Salacia was the last station in the Sol system for outbound travel and the first for incoming (at least,most journeys were aligned with planetary orbits so that this was true), therefore most of their entertainment came from travelers passing through. At the very minimum the station could expect to receive some new gossip, like the previous week’s revelation that the lead terraformerer on Mars claimed to have fallen in love with his robotic assistant. When visitors were scarce Salacia’s residents had to amuse themselves any way they could, and to that end, movies were shown twice daily in one of the lounges.

“Why can’t bacteria be a protagonist?” asked Larissa.

“Because nobody wants to watch that.” Ott shook his head as though the answer was obvious. Which, to be fair, it probably was to everyone but Larissa.

“He’s right,” agreed Mick.

“Yeah, well, nobody wants to watch movies about station mechanical parts or paring knives either.”

“Never said they did,” Ott replied.

Mick shook his head, wishing the station didn’t have a strict one-drink per day limit. He’d have liked another beer. “Hell, I’m a chef and I don’t want to watch a movie about paring knives.”

“And I see mechanical parts all day at work. I’d rather see something else when I’m relaxing. Which just goes to show that your obsession with bacteria is unhealthy.” Ott punctuated this by setting his mug down loudly.

Mick wished Ott would let go of Larissa’s bacteria already. The man needed to find another hobby besides riling her up.

It would also help if Larissa learned to stop taking the bait, but Mick wasn’t that lucky. She bit. “You do realize that symbiotic bacteria keep you alive, right?”

Last time they had this discussion Larissa spent five minutes explaining the importance of gut bacteria, and partway through Ott’s retaliatory explanation of the artificial gravity system Mick grew bored and went home to jerk off to some porn.

“Isn’t there something new we could talk about?” he asked.

Ott said, “There’s a team docking tomorrow. They’re heading to the Gliese system.”

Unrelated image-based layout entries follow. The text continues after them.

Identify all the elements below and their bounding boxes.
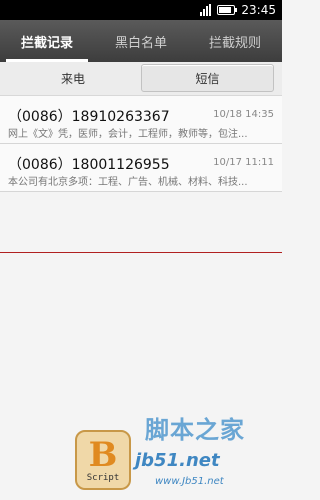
tab-intercept-log[interactable]: 拦截记录 — [0, 20, 94, 62]
watermark-script: Script — [86, 473, 120, 483]
watermark-site-url: jb51.net — [135, 450, 220, 471]
tab-bar: 拦截记录 黑白名单 拦截规则 — [0, 20, 282, 62]
sender-number: （0086）18001126955 — [8, 157, 170, 173]
watermark-logo-icon: B Script — [75, 430, 131, 490]
sender-number: （0086）18910263367 — [8, 109, 170, 125]
message-time: 10/17 11:11 — [213, 157, 274, 168]
status-bar: 23:45 — [0, 0, 282, 20]
watermark-site-url-full: www.Jb51.net — [155, 476, 224, 487]
list-item[interactable]: （0086）18910263367 10/18 14:35 网上《文》凭，医师，… — [0, 96, 282, 144]
list-item[interactable]: （0086）18001126955 10/17 11:11 本公司有北京多项：工… — [0, 144, 282, 192]
site-watermark: B Script 脚本之家 jb51.net www.Jb51.net — [75, 410, 282, 500]
status-time: 23:45 — [241, 3, 276, 17]
red-divider — [0, 252, 282, 253]
segment-calls[interactable]: 来电 — [8, 64, 138, 92]
tab-blacklist-whitelist[interactable]: 黑白名单 — [94, 20, 188, 62]
tab-intercept-rules[interactable]: 拦截规则 — [188, 20, 282, 62]
message-list: （0086）18910263367 10/18 14:35 网上《文》凭，医师，… — [0, 96, 282, 192]
signal-icon — [200, 4, 212, 16]
battery-icon — [217, 5, 238, 15]
watermark-letter: B — [88, 435, 118, 475]
message-preview: 网上《文》凭，医师，会计，工程师，教师等，包注... — [8, 129, 248, 140]
watermark-site-name: 脚本之家 — [145, 416, 245, 444]
message-preview: 本公司有北京多项：工程、广告、机械、材料、科技... — [8, 177, 248, 188]
segment-sms[interactable]: 短信 — [141, 64, 274, 92]
message-time: 10/18 14:35 — [213, 109, 274, 120]
segment-control: 来电 短信 — [0, 62, 282, 96]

“They’re the deep-ocean survey, right?”

Larissa was probably right, because she kept up on the scientific groups. The science could be interesting, but Mick preferred the people. Watching the people who came through Salacia never failed to interest him. Deep space voyages weren’t for most people—hell, living as far out as Salacia wasn’t for most people, and leaving the solar system was much more demanding, not to mention riskier.

“I wonder if they get to fish,” mused Ott. “I haven’t been fishing in three years.”

“Plenty of fishing on Earth,” pointed out Mick.